慢性移植物抗宿主病(cGVHD)的发病机制尚未完全明确,涉及供体来源的 CD4 和 CD8 阳性 T 淋巴细胞以及 B 细胞。对于依赖于激素/难治性病例,目前缺乏标准治疗方法;因此,基于其强大的抗纤维化作用,已提出使用酪氨酸激酶抑制剂(TKI)的可能性。然而,TKI 似乎具有多效性。我们试图评估不同 TKI 对淋巴细胞表型和功能的体外和体内影响。从健康供体的外周血单核细胞(PBMC)中培养在增加浓度的 nilotinib、imatinib、dasatinib 和 ponatinib;同时,分析了来自 15 例接受 nilotinib 治疗的依赖激素/难治性 cGVHD 患者的 44 例 PBMC 样本,在 I/II 期试验中作为基线、90 天后和 180 天后的治疗。在使用一组单克隆抗体(CD3、CD4、CD16、CD56、CD25、CD19、CD45RA、FoxP3、CD127 和 7-氨基放线菌素 D)标记淋巴细胞后进行流式细胞术。在来自 nilotinib 治疗患者的纯化 CD3 T 细胞上清液和血浆样本中评估细胞因子产生。

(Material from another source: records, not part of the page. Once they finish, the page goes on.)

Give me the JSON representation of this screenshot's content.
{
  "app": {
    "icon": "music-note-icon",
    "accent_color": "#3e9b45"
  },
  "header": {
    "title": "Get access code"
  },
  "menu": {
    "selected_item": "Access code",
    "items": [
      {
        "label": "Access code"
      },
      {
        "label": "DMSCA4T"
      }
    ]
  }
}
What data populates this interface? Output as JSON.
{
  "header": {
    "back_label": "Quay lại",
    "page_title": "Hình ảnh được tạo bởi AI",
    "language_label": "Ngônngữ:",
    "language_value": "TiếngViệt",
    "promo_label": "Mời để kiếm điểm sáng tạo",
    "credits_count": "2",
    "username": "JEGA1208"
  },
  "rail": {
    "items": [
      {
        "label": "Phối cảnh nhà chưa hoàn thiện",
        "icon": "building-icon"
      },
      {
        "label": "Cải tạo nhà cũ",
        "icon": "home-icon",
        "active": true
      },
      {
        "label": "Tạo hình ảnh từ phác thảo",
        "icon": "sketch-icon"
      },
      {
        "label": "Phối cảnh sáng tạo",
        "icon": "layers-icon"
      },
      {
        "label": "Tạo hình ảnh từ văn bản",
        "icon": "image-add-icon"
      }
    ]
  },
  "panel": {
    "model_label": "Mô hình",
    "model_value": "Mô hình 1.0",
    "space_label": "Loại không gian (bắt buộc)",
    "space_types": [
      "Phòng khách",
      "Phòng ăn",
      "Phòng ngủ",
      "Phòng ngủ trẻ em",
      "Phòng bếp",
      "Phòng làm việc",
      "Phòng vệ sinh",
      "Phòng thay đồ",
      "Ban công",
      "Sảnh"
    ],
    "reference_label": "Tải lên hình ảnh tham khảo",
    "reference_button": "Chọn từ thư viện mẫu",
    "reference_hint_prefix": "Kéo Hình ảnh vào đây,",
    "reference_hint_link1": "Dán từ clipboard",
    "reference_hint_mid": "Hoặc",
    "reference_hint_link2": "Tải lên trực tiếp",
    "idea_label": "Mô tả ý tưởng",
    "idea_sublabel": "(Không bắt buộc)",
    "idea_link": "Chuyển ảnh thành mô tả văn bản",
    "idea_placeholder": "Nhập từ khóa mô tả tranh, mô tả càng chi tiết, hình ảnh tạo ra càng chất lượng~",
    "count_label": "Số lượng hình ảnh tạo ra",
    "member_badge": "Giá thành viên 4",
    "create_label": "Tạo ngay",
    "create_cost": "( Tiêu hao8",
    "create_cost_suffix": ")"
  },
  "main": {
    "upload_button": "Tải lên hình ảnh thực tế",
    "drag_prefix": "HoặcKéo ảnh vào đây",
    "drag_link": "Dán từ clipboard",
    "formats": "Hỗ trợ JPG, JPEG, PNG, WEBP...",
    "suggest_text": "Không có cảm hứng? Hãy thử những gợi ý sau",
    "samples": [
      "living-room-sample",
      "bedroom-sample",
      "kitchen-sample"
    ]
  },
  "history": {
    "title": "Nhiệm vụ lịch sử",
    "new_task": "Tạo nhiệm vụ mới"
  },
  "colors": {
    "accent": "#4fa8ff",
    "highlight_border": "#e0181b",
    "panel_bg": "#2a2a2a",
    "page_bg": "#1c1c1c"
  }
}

主要 T 淋巴细胞亚群在体外治疗浓度的 TKI 作用下没有明显受到影响,而促炎细胞因子(特别是 IL-2、IFN-γ、肿瘤坏死因子-α和 IL-10)和 IL-17 的产生则急剧下降。在体外测试的所有 TKI 存在的治疗浓度下,T 调节细胞、B 和自然杀伤(NK)细胞的频率逐渐降低,除了 nilotinib,它对这些亚群几乎没有影响。值得注意的是,在接触 TKI 后,幼稚 T 调节细胞(Treg)亚群积累。在接受 nilotinib 治疗的患者体内获得的结果在很大程度上是可比的,无论是在淋巴细胞亚群动力学还是在 CD3 阳性细胞产生的细胞因子方面。这项研究强调了 TKI 的抗炎和免疫调节作用,并支持它们作为治疗依赖激素/难治性 cGVHD 患者的潜在用途。此外,体外和体内数据均表明,与其他 TKI 相比,nilotinib 可以更好地保留 Treg 和 NK 细胞等一些重要调节亚群的完整性。